Оттолкнемся от следующего показательного эпизода. В журнале «Вопросы философии» № 4 за 2007 г. опубликована статья И.Т. Касавина «Космологический и эпистемологический дискурс в театре Уильяма Шекспира». Среди прочего автор в разделе  «Принцип бытия, или Странный случай с астрологией» после цитирования монолога Эдмонда, побочного сына графа Глостера, - «Отец проказничал с матерью под созвездием Дракона. Я родился на свет под знаком Большой Медведицы. Отсюда следует, что я должен быть груб и развратен» - пишет:

«Но почему же с этим соседствует странная невежественность шекспировского героя по поводу техники астрологического предсказания? Ведь ни созвездие Дракона, ни созвездие Большой Медведицы не являются зодиакальными, а следовательно, практически не учитываются при построении астрологического прогноза. В шекспировскую эпоху это было известно, вероятно, значительно большему числу людей, чем сегодня».

По нашему мнению, рассуждения И.Т. Касавина несколько отклоняются от шекспировского замысла, что обусловлено в немалой степени именно лакунами перевода. И эта девиация, будучи сама по себе частным событием, может, тем не менее, существенно влиять и на понимание трагедии в целом.
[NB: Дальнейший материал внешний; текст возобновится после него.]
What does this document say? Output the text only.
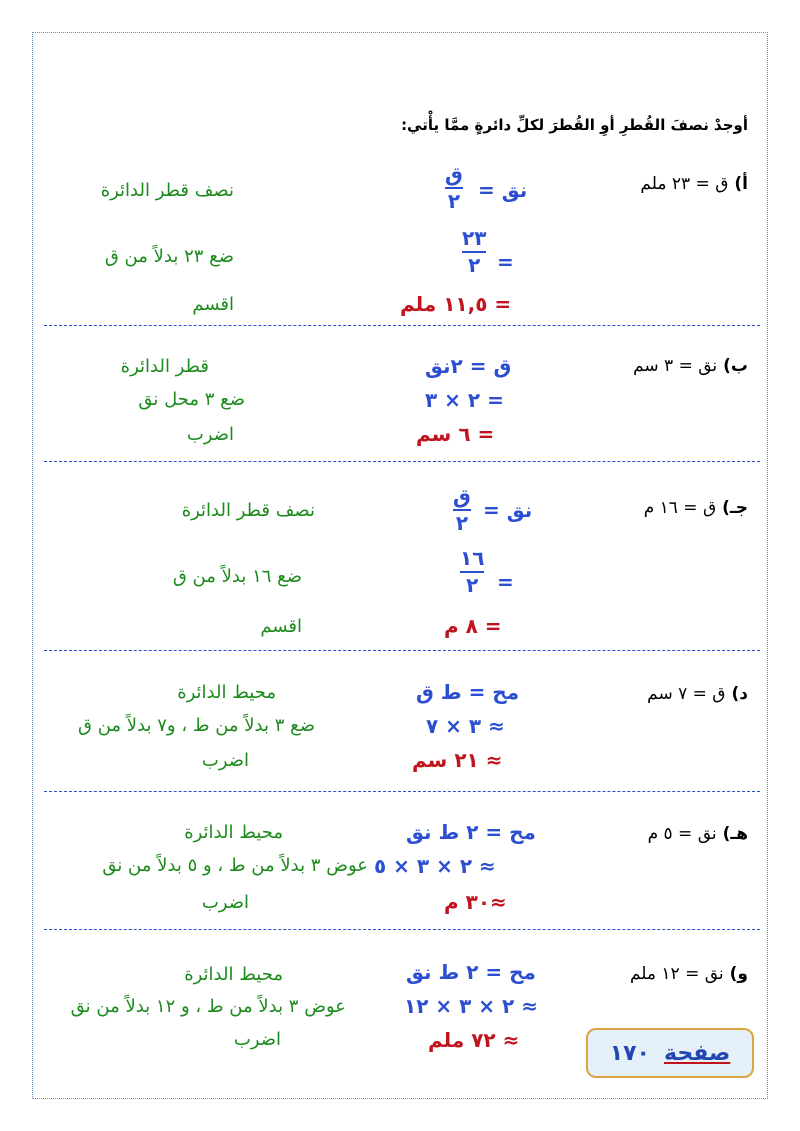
أوجدْ نصفَ القُطرِ أوِ القُطرَ لكلِّ دائرةٍ ممَّا يأْتي:
أ)ق = ٢٣ ملم
ق
٢ نق =
نصف قطر الدائرة
=
٢٣
٢
ضع ٢٣ بدلاً من ق
= ١١,٥ ملم
اقسم
ب)نق = ٣ سم
ق = ٢نق
قطر الدائرة
= ٢ × ٣
ضع ٣ محل نق
= ٦ سم
اضرب
جـ)ق = ١٦ م
ق
٢
نق =
نصف قطر الدائرة
=
١٦
٢
ضع ١٦ بدلاً من ق
= ٨ م
اقسم
د)ق = ٧ سم
مح = ط ق
محيط الدائرة
≈ ٣ × ٧
ضع ٣ بدلاً من ط ، و٧ بدلاً من ق
≈ ٢١ سم
اضرب
هـ)نق = ٥ م
مح = ٢ ط نق
محيط الدائرة
≈ ٢ × ٣ × ٥
عوض ٣ بدلاً من ط ، و ٥ بدلاً من نق
≈٣٠ م
اضرب
و)نق = ١٢ ملم
مح = ٢ ط نق
محيط الدائرة
≈ ٢ × ٣ × ١٢
عوض ٣ بدلاً من ط ، و ١٢ بدلاً من نق
≈ ٧٢ ملم
اضرب
صفحة
١٧٠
Попытаемся раскрыть суть упущенного и вначале обратимся к оригинальному тексту монолога Эдмонда (здесь и далее мы используем полный свод трагедии: Кварто 1608 и Фолио 1623):

«My father compounded with my mother under the dragon's tail; and my nativity was under Ursa Major; so that it follows, I am rough and lecherous. Tut, I should have been that I am, had the maidenliest star in the firmament twinkled on my bastardizing».
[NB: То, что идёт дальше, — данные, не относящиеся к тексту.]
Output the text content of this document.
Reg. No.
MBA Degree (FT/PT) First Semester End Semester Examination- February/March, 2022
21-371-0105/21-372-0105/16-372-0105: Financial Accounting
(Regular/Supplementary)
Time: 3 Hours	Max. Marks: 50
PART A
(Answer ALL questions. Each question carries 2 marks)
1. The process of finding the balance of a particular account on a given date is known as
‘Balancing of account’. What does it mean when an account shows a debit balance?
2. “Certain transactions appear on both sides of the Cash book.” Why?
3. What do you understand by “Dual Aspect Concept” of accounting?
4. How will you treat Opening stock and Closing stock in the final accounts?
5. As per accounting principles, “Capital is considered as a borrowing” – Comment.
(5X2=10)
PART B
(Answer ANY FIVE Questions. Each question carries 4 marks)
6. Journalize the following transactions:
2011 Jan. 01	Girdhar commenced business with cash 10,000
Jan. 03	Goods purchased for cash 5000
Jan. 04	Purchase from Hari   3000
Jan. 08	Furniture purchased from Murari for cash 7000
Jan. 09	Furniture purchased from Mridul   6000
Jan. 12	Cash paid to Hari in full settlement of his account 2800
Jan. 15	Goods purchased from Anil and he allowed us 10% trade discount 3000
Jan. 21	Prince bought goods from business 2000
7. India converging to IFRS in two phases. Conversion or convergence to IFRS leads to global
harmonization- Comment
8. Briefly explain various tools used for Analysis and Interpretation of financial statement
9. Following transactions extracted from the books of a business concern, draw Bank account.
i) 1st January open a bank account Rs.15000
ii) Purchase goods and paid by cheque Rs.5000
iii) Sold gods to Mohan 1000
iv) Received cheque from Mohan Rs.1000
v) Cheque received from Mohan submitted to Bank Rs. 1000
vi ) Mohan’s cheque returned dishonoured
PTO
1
Как видно из отрывка, слова шекспировского персонажа «My father compounded with my mother under the dragon's tail; and my nativity was under Ursa Major», которые Б.Л. Пастернак переводит «Отец проказничал с матерью под созвездием Дракона. Я родился на свет под знаком Большой Медведицы» (этот-то перевод и смутил И.Т. Касавина), корректней (дословно) изложить так: «Мой отец соединился с моей матерью под хвостом Дракона. Я родился на свет под Большой Медведицей».
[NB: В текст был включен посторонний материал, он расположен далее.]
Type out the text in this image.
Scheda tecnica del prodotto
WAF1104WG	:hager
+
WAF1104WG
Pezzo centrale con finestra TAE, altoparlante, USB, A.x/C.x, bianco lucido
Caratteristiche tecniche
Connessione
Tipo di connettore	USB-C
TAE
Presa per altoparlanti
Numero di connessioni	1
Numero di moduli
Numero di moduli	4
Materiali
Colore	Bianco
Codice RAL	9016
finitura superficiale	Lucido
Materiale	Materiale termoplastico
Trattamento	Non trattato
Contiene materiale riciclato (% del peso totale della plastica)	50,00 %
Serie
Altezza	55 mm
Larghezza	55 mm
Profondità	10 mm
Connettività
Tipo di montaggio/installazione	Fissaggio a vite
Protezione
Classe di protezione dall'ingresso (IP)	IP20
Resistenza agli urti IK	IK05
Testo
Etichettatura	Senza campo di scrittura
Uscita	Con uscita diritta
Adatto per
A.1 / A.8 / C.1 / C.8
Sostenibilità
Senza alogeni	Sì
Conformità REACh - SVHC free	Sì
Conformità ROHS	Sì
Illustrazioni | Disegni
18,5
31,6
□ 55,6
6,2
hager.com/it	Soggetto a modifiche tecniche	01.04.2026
Конечно, с одной стороны, и вариант Пастернака является точным, а причины, по которым мастер воздержался от полного формального соответствия оригиналу, вполне понятны. С другой же стороны, позиция поэта в определенной степени отражает сложившуюся традицию толкования этой части пьесы. Скажем, в переводе А.В. Дружинина (конец XIX в.) цитируемый фрагмент о Драконе и Медведице вообще опущен. Т.Л. Щепкина-Куперник также игнорирует именно хвост Дракона. В самом свежем (2013 г.) переводе трагедии Г.М. Кружкова мы, казалось бы, встречаем, наконец: «Я был зачат под хвостом Дракона…». Но вот продолжение фразы: «…родился под мордой Большой Медведицы» демонстрирует, что переводчик, увы, не вполне разгадал замысел автора, обнаружив в оригинале скрытую ироническую фигуру речи (в то время как язвительность высказывания Эдмонда отнюдь не стоит преувеличивать). В опубликованном в 2008 г. переводе А.В. Флори в реплике бастарда тоже наличествуют хвост Дракона и брюхо Большой Медведицы; таким образом, и здесь отсутствующим у Шекспира фигуративным оборотом подменяется подлинный смысл соединения двух астрологических аспектов.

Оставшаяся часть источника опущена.